It’s not uncommon to see that. Medical device procedures, you have patients that are taking medications either before and after their procedure. And you see it in diabetes, like I said, I’ve seen this in my 20 years where it’s very common to use multiple tools in combination, whether it’s insulin and oral meds, whether it was fast-acting insulin and long-acting insulin. And so, I think more treatment options here is a good thing for patients. And I think these drugs are a real nice addition to the mix. I think as you go forward though, I think there are some — there are definitely some other areas of interest related to this topic that we’re exploring. I think one thing that is clear to us as we’ve gone through this process is to really use the data a little bit more to our advantage.
Since the launch of Libre, we’ve collected de-identified data from the user base. I’d probably go as far as to say that we probably have the most robust glucose data set in the world. I think the last time I looked at it, we’ve got close to 50 billion hours of glucose monitoring data. So I think Libre is a perfect platform here to actually evaluate the effectiveness outside of a more controlled trial, look at it more in a real world setting. And there’s just so many different ways we can look at the data, look at how the drugs work over time, does one drug work better than the other? What kind of job do they do in terms of a profile, in terms of time and range? So again, I think we can do this on a population level. We can do this on an individual level.

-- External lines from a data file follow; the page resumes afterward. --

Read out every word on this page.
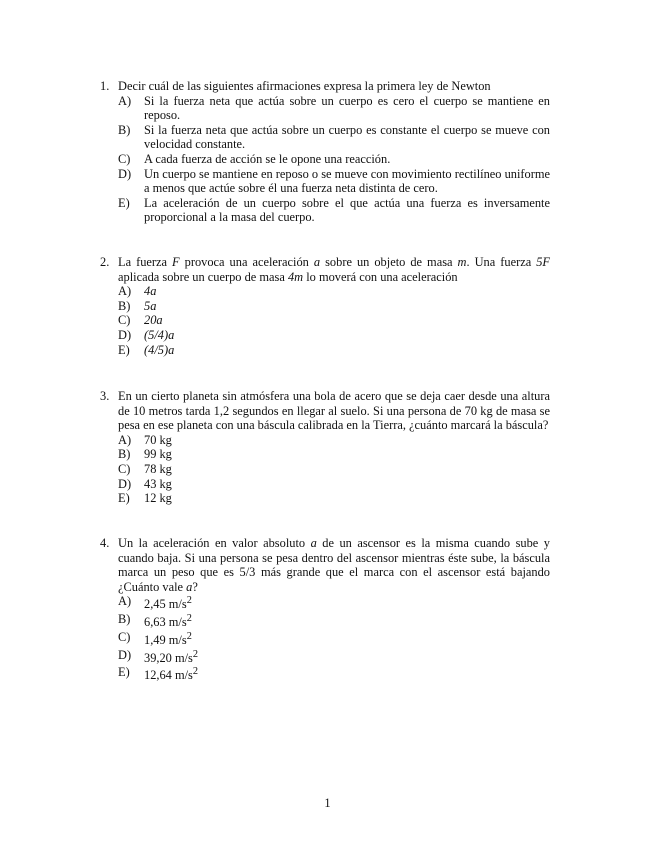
1. Decir cuál de las siguientes afirmaciones expresa la primera ley de Newton
A)	Si la fuerza neta que actúa sobre un cuerpo es cero el cuerpo se mantiene en reposo.
B)	Si la fuerza neta que actúa sobre un cuerpo es constante el cuerpo se mueve con velocidad constante.
C)	A cada fuerza de acción se le opone una reacción.
D)	Un cuerpo se mantiene en reposo o se mueve con movimiento rectilíneo uniforme a menos que actúe sobre él una fuerza neta distinta de cero.
E)	La aceleración de un cuerpo sobre el que actúa una fuerza es inversamente proporcional a la masa del cuerpo.
2. La fuerza F provoca una aceleración a sobre un objeto de masa m. Una fuerza 5F aplicada sobre un cuerpo de masa 4m lo moverá con una aceleración
A)	4a
B)	5a
C)	20a
D)	(5/4)a
E)	(4/5)a
3. En un cierto planeta sin atmósfera una bola de acero que se deja caer desde una altura de 10 metros tarda 1,2 segundos en llegar al suelo. Si una persona de 70 kg de masa se pesa en ese planeta con una báscula calibrada en la Tierra, ¿cuánto marcará la báscula?
A)	70 kg
B)	99 kg
C)	78 kg
D)	43 kg
E)	12 kg
4. Un la aceleración en valor absoluto a de un ascensor es la misma cuando sube y cuando baja. Si una persona se pesa dentro del ascensor mientras éste sube, la báscula marca un peso que es 5/3 más grande que el marca con el ascensor está bajando ¿Cuánto vale a?
A)	2,45 $m/s^2$
B)	6,63 $m/s^2$
C)	1,49 $m/s^2$
D)	39,20 $m/s^2$
E)	12,64 $m/s^2$
1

So I think that’s going to be, I’d say, an important thing going forward for us here is to use that data set to be able to kind of explore that. And I’ll just finally say with a portfolio, with a diverse portfolio that Abbott has where we look at healthcare across the full spectrum from nutrition to diagnostics to then treatment. I think that this then provides the company with an opportunity to further explore where we can bring value to patients that are using these drugs. I think it’s common knowledge here that there are side effects, that there are side effects with most drugs. And one of those being increased loss of muscle mass. I’d say, we have experience here in the area of nutrition. And losing that amount of muscle mass as a ratio, it can be problematic.
So we’ve got an opportunity here to be able to develop whether it’s a nutritional product or other products that can help address one of these side effects, which is muscle mass loss. So there’s good opportunities for there for us also in the portfolio. So, bottom line, I think it’s fantastic science, it’s fantastic biology. This is great for public health in the short term. I think the concerns are overblown and I think in the long term if we want to look out 15 years, 20 years, I mean, I think it’s — I think there’s still a lot of question marks there given some of the facts that I’ve raised.
Robbie Marcus: I really appreciate that, Robert. Maybe if I could sneak one more in on CGM, something that I think has really flown under the radar with the GLP-1 noise is, you’ve recently gotten Type II Basel coverage in France. You have it in the U.S. and Japan as well. Just thinking about future opportunities in countries to approve Type II Basel, which could materially expand your reimbursed coverage opportunity around the world. How should we think about that, and how do you size that opportunity over the next few years for Abbott? Thanks a lot.